X
    Categories: cosmo

Scovate le stelle più antiche dell’Universo

Una linea temporale dell'universo, aggiornata per mostrare quando sono emerse le prime stelle (180 milioni di anni dopo il Big Bang). Crediti: N.R.Fuller/NSF

Grazie a un’antenna radio e anni di studi è stato possibile raccogliere un segnale proveniente dall’idrogeno primordiale e la sua interazione con le prime stelle del nostro Universo

Per la prima volta gli astronomi sono riusciti a fotografare un universo giovanissimo, di appena 180 milioni di anni di età. Un’epoca fino ad ora oscura ci ha mostrato un segnale proveniente dalle stelle più antiche, e questo segnale è stato captato da un’antenna radio poco più grande di un frigorifero che si trova in Australia. Lo studio, apparso sulla rivista Nature, riporta la rilevazione di un debole segnale dovuto alla presenza di idrogeno gassoso, che si trova in uno stato possibile solo in presenza di stelle. «Trovare questo piccolo segnale ha aperto una nuova finestra sull’Universo primordiale», dice Judd Bowman dell’Università dell’Arizona, primo autore dell’articolo. «I telescopi non possono vedere abbastanza lontano da raccogliere immagini dirette di stelle così antiche, ma siamo riusciti a vedere quando queste stelle si sono accese grazie alle onde radio provenienti dallo spazio».

Molto tempo fa, circa 400.000 anni dopo il Big Bang, l’Universo era composto quasi esclusivamente da idrogeno gassoso. Non c’erano ancora stelle o galassie, quindi il cosmo appariva molto buio. Ci sono voluti circa 50-100 milioni di anni perché la gravità riuscisse ad addensare questo gas e a farlo collassare formando le prime stelle. La nascita e l’evoluzione di queste stelle primordiali, la loro influenza su ciò che le circonda, sono temi che hanno tenuto impegnati gli scienziati per molto tempo. «Ottenere questa misura è stata una grande sfida tecnica», spiega Peter Kurczynskidella National Science Foundation, che ha sostenuto lo studio. «Le fonti di rumore possono essere mille volte più intense del segnale. È come trovarsi nel bel mezzo di un uragano e cercare di sentire il battito d’ali di un colibrì».

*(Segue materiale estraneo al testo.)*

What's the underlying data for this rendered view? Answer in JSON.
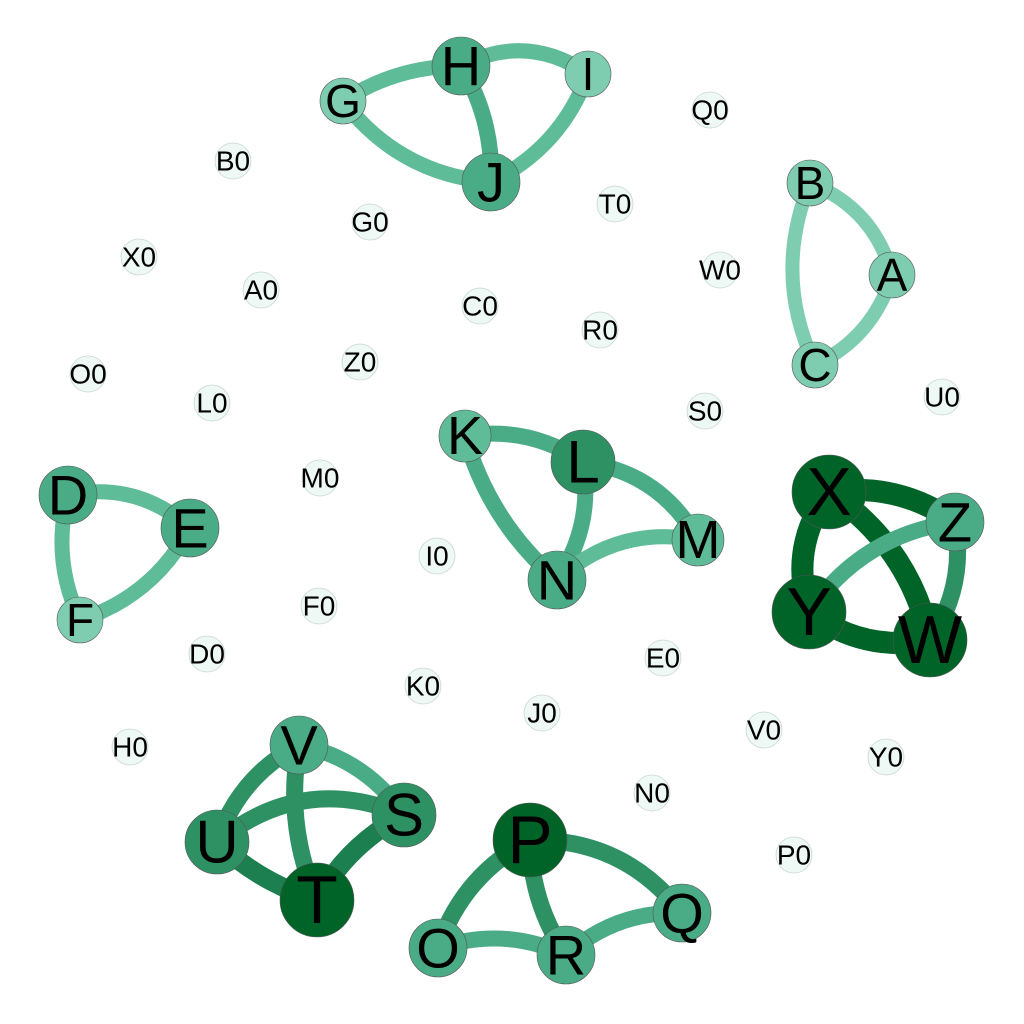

Il segnale misurato dagli astronomi è la prima prova concreta che quando l’Universo aveva circa 180 milioni di anni c’erano stelle in grado di influenzare il mezzo intorno a loro. Alcune caratteristiche dell’emissione radio misurata suggeriscono che, all’epoca, l’Universo doveva essere più freddo di quanto precedentemente stimato, con temperature di circa 3°K (ovvero -270°C), circa la metà di quanto atteso. Questo significa che la nostra attuale comprensione delle prime fasi di evoluzione dell’Universo dovrebbe essere rivista, per ricollocare correttamente le tappe alla luce delle evidenze osservative.

Gli scienziati hanno effettuato le loro misure utilizzando una piccola antenna radio chiamata EDGES (Experiment to Detect Global EoR Signature, dove EoR sta per Epoch of Reionization, ovvero epoca della reionizzazione), situata nell’Australia occidentale. L’antenna, delle dimensioni di un elettrodomestico, rileva le onde radio provenienti da tutto il cielo, ed era stata inizialmente sintonizzata su un intervallo di frequenze che va dai 10 ai 200 megahertz. Tuttavia, i ricercatori si sono presto resi conto che a queste frequenza non si riusciva a rivelare granché di segnali. Ipotizzando che il gas primordiale fosse più freddo delle stime teoriche, hanno trovato che l’idrogeno avrebbe dovuto assorbire radiazioni con frequenze tra i 50 e i 100 megahertz. «Non appena abbiamo sintonizzato il nostro sistema in questo intervallo più basso, abbiamo iniziato a vedere segnali che potevano essere significativi», spiega Alan Rogers del MIT, co-autore dell’articolo. Più precisamente, i ricercatori hanno osservato un calo di emissione radio a circa 78 megahertz. Il profilo osservato corrisponde alle previsioni teoriche di ciò che verrebbe prodotto se l’idrogeno stesse interagendo con le prime stelle.

«È improbabile che riusciremo mai a vedere qualcosa di precedente a questo segnale proveniente dalle prime stelle dell’Universo nell’arco della nostra vita», dice Bowman. «Questo progetto dimostra che una tecnica nuova e promettente può funzionare e ha aperto la strada a nuove scoperte astrofisiche».